10. Implement Threat Detection and Monitoring

This is a good time to look for red flags. You know your systems — their patterns, design, and normal activity. Threat detection and monitoring requires logging and having systems watch for malicious patterns or abnormal behavior that may indicate an active threat. Understand your baseline and ensure continuous logging.

11. Plan for Incidents, Emergencies, and Disasters

This isn't a drill. With the sector currently on high alert, utilities need to ensure there are plans in place for any incidents or emergencies that come your way. Keep continuity and resilience in mind when planning your cyber incident response or disaster recovery plans. Most effective plans are not done in a silo, they are done in collaboration with other members or departments to ensure a cohesive, unified response. Be sure to include a manual operations plan to maintain water and wastewater service if a control system fails for any reason.

12. Tackle Insider Threats

We can't all be perfect. Malicious or not, insider threats come down to the people. Insider threats can be the most innocent and unintentional action of a staff member, which adds to the importance of clear policies, procedures, and adoption of a cybersecurity culture. For those insider threats that come from a place of malice, staff should be aware of behavioral changes and have a safe place to share those observations and concerns.

13. Secure the Supply Chain

Keep it real and know your partners. Maintaining system operations requires consultants, vendors, contractors, suppliers, and others who you will need to lean on and trust. Remember attackers are aware that smaller businesses may not be as secure and may use a supply chain vulnerability as an entry point. It is important to include the people and items of your supply chain in your ongoing risk assessments and vulnerability testing.

14. Address All Smart Devices

Just assume your cellphone is listening. We all know that a moment away from our cellphone or tablet can feel like a lifetime. However, these devices that we all view as our safety nets present security challenges and risks.

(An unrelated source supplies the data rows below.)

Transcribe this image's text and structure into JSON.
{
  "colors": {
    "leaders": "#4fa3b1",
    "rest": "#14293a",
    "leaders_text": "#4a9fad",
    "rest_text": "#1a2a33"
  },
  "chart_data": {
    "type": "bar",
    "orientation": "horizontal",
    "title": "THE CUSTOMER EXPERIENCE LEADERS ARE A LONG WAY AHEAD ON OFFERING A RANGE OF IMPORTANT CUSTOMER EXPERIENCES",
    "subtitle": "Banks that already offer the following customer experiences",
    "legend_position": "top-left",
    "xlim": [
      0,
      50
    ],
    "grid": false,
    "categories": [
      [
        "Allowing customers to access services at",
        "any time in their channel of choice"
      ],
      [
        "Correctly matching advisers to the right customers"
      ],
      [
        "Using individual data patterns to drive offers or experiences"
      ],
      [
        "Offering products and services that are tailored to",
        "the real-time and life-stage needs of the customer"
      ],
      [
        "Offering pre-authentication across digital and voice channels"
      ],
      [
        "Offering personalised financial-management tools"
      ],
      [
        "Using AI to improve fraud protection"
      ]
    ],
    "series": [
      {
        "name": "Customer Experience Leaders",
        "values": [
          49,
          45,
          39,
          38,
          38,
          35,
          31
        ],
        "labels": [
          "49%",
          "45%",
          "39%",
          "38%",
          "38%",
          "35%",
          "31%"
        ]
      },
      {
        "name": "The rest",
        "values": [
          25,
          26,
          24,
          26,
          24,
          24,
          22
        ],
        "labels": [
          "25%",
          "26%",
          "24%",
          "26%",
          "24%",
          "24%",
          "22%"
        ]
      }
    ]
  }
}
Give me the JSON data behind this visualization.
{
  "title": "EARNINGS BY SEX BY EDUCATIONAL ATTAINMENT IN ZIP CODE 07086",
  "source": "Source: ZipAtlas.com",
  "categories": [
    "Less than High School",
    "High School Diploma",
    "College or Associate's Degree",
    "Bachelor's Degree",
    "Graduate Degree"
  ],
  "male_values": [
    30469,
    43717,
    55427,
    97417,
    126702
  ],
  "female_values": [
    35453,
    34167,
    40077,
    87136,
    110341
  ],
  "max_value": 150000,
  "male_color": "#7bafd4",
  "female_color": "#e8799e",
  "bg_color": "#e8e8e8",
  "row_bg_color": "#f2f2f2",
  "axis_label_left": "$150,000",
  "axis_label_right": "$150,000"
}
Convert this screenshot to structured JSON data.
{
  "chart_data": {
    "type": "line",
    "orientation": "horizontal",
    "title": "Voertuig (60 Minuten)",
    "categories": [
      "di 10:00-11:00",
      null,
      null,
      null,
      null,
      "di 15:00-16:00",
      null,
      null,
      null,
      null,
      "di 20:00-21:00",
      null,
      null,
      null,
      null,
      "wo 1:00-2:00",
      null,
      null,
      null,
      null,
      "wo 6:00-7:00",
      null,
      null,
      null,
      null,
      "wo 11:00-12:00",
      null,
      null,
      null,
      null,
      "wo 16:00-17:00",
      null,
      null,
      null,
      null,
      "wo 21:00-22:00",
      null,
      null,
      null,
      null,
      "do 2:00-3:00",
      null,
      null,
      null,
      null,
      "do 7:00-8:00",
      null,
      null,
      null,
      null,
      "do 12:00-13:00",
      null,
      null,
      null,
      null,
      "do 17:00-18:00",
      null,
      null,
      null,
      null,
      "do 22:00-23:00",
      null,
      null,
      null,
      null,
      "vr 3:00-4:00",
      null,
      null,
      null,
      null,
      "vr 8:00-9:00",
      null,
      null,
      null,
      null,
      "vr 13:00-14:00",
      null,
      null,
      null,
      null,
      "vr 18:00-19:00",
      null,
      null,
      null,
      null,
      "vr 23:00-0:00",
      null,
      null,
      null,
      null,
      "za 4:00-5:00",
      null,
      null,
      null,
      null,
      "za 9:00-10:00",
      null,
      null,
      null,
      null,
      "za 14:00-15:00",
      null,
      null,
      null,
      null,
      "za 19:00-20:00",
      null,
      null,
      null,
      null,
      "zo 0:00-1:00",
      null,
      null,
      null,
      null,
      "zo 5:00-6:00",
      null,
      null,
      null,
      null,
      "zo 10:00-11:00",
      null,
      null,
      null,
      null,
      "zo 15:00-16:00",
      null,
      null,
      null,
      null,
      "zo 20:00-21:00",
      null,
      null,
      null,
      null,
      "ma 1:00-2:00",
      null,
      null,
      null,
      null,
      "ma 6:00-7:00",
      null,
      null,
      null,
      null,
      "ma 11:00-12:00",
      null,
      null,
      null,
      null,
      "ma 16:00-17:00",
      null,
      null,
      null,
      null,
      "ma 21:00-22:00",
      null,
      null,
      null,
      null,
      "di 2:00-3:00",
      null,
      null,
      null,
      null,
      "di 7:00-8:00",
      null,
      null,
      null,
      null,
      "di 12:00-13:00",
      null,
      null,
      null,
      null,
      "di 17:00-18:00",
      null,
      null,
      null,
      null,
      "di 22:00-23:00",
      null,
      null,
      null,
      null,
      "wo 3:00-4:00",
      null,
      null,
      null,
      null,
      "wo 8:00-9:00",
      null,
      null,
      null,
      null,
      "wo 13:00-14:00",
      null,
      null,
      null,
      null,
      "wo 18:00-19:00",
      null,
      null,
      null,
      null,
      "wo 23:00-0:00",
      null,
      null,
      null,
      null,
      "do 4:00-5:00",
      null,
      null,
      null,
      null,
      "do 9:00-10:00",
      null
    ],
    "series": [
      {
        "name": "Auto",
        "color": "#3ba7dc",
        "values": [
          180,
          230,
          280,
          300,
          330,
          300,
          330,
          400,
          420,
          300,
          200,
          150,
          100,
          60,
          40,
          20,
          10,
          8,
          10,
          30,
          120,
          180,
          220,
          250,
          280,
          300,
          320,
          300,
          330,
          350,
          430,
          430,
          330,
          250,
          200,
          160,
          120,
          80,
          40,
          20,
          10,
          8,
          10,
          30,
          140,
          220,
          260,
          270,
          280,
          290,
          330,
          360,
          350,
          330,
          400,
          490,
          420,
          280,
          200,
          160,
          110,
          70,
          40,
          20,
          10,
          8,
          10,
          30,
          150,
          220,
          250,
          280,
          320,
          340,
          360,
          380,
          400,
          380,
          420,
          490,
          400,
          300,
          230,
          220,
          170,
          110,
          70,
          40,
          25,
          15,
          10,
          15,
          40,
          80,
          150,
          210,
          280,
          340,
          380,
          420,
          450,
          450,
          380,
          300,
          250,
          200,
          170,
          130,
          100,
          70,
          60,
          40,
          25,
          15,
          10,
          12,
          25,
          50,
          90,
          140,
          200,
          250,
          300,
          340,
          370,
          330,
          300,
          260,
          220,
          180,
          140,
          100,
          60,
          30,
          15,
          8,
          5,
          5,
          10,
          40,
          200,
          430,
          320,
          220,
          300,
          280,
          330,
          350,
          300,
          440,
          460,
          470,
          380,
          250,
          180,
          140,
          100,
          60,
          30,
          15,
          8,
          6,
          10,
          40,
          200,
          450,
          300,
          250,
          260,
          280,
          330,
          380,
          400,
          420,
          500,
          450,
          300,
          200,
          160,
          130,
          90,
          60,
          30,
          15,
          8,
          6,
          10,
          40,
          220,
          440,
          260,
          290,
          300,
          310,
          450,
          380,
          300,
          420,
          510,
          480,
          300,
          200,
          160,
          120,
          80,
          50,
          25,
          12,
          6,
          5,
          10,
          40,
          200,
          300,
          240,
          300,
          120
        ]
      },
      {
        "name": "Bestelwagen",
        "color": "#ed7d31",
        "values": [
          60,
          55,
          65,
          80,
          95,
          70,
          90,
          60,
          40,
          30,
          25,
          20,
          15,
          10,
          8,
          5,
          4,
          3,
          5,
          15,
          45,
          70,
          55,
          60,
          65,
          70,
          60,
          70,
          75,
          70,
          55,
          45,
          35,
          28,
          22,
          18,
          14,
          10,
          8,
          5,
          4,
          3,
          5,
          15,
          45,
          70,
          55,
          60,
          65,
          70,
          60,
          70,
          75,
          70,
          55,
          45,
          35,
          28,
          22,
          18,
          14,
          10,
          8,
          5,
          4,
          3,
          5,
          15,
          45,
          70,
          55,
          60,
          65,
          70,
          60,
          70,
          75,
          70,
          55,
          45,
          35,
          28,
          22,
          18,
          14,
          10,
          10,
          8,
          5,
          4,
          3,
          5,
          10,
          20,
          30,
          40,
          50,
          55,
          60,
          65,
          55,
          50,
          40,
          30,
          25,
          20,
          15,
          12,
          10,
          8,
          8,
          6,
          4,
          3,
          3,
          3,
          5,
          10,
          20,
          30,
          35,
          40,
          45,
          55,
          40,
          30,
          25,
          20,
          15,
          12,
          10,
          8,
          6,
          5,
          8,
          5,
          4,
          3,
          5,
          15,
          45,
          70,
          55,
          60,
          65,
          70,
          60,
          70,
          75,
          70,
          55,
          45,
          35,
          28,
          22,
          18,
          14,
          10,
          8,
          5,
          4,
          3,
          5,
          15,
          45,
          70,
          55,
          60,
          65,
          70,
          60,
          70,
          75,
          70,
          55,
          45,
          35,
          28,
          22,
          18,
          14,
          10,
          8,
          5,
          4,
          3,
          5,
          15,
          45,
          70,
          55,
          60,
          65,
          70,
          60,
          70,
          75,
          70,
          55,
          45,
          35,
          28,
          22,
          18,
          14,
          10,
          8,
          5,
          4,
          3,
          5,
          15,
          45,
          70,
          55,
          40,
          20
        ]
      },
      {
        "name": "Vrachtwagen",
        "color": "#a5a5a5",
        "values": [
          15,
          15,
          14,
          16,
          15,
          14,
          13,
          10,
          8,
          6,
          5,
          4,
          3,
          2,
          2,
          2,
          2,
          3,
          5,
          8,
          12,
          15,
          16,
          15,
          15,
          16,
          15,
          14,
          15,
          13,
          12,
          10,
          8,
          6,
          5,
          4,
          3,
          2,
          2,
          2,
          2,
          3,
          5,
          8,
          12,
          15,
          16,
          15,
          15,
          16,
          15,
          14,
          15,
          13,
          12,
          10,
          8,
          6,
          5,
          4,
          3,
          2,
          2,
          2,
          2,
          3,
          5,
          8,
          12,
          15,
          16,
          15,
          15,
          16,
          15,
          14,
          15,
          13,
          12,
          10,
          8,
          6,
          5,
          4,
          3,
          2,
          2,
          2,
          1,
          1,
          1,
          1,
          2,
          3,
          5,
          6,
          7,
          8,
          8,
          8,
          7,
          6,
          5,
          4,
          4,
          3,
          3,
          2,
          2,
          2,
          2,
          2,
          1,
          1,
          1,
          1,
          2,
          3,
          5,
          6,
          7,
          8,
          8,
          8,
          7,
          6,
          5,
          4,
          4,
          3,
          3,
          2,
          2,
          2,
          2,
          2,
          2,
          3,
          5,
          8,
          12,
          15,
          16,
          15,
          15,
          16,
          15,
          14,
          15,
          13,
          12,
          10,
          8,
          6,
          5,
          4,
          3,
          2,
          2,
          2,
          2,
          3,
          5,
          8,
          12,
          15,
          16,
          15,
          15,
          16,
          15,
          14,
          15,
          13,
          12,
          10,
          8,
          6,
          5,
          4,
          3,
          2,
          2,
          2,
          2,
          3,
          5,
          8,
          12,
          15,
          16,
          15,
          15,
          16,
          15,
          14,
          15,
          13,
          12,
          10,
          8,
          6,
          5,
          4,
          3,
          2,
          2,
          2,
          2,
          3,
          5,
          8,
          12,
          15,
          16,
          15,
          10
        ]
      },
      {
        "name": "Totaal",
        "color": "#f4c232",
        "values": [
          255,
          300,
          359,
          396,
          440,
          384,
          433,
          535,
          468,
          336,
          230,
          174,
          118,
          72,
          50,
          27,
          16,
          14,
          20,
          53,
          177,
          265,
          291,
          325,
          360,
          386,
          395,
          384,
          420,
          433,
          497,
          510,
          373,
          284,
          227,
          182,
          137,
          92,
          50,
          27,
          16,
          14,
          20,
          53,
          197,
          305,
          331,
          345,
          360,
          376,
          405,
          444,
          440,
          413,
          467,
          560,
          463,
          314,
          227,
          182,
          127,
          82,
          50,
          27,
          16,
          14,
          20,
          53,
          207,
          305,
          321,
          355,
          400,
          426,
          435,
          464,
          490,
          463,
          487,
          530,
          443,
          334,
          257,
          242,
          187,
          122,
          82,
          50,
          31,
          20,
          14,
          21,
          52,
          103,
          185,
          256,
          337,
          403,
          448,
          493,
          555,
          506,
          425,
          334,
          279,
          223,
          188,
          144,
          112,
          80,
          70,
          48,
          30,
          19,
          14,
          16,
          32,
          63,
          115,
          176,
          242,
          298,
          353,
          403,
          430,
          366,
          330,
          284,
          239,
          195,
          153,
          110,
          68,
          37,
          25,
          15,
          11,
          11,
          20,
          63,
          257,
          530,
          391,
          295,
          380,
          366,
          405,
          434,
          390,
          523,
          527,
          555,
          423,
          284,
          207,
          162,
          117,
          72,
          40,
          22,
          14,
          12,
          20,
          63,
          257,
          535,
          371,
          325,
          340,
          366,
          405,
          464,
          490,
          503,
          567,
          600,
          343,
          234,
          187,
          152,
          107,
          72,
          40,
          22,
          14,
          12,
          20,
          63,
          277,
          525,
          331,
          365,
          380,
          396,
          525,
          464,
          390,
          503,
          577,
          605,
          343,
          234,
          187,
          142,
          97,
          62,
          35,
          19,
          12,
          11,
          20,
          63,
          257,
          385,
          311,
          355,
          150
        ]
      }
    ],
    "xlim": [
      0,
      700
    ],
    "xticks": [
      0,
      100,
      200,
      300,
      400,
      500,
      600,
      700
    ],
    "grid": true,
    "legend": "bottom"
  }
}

Devices that are connected to your network can act as a gateway for the exploitation of your industrial control systems. Don't forget that smart devices should be included in all training, asset inventory, vulnerability assessments, etc.

15. Participate in Information Sharing and Collaboration Communities

Learn to play in the sandbox together. We all have been taught sharing is caring. We cannot stress enough the importance of information sharing and collaboration — the good, the bad, and the ugly. We can all learn from each other and the more that is shared, the more the sector benefits. As we said in the beginning, size doesn't matter; we are all fighting the same cyber threats and we all provide a daily necessity. Sharing will make us stronger.